»Mach dir keinen Kopf«, sagte Georg Zander. »Kümmere du dich um den Schreibkram, wie immer, und um den Transport morgen. Ordentliche Papiere und so, kennst du ja. Ich kümmere mich ums große Ganze. Wenn es zu heiß wird, kriege ich das schon rechtzeitig mit.« Sein Blick, der forschend auf Erhard Köhlers Miene ruhte, nahm für ein paar Augenblicke eine freundschaftliche Verbindlichkeit an. »Dir wird schon nichts passieren. Nicht, solange ich meine Hand über dich halte, verstehst du?«
Er verabschiedete sich und verließ das Haus, ihre Basis, ihr wunderbar unauffälliges Versteck am kleinbäuerlichen Rand von Osternburg.

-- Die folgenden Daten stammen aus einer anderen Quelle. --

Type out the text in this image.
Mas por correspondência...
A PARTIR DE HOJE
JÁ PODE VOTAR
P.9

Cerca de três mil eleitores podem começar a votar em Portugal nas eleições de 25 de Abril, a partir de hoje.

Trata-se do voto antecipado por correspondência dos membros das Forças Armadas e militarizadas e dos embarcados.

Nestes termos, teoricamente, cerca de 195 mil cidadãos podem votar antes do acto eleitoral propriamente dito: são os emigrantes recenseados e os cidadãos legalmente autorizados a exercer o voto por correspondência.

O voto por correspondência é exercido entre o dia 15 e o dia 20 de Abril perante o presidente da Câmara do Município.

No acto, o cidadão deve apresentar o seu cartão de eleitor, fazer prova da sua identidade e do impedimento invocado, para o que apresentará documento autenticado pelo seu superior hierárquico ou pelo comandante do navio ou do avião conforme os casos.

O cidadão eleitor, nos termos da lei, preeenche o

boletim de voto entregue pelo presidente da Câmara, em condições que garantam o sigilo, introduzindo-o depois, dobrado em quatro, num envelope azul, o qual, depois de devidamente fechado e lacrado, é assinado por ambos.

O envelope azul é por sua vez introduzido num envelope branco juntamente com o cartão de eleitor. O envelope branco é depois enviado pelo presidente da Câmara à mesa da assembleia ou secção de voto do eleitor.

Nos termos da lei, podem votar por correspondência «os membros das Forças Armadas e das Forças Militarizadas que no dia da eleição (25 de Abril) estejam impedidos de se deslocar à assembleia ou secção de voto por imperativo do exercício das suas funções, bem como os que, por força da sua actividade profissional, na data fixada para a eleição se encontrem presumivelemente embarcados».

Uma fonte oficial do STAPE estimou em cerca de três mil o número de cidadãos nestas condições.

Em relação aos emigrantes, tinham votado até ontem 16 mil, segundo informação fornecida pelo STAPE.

Erhard Köhler sah ihm nach, bis er seinen an der nächsten Straßenecke abgestellten Wagen bestiegen hatte und davongefahren war. Dann machte er sich daran, auftragsgemäß die morgige Lieferung vorzubereiten. Solang er seine Hand über mich hält, dachte er dabei. Er spürte ein mulmiges Gefühl in der Magengrube. Solang. Also nicht für immer. Es wird demnach brenzlig. Für die Juden, die Kommunisten, die Sozis und Gewerkschafter, die Bibelforscher, die Schwulen, soweit sie keine SS-Uniform tragen, natürlich auch für die Neger. Und für uns Zigeuner nicht? Mehr als unwahrscheinlich. Wir sind bloß noch nicht dran. Das wird aber kommen. Schritt für Schritt. Und was dann?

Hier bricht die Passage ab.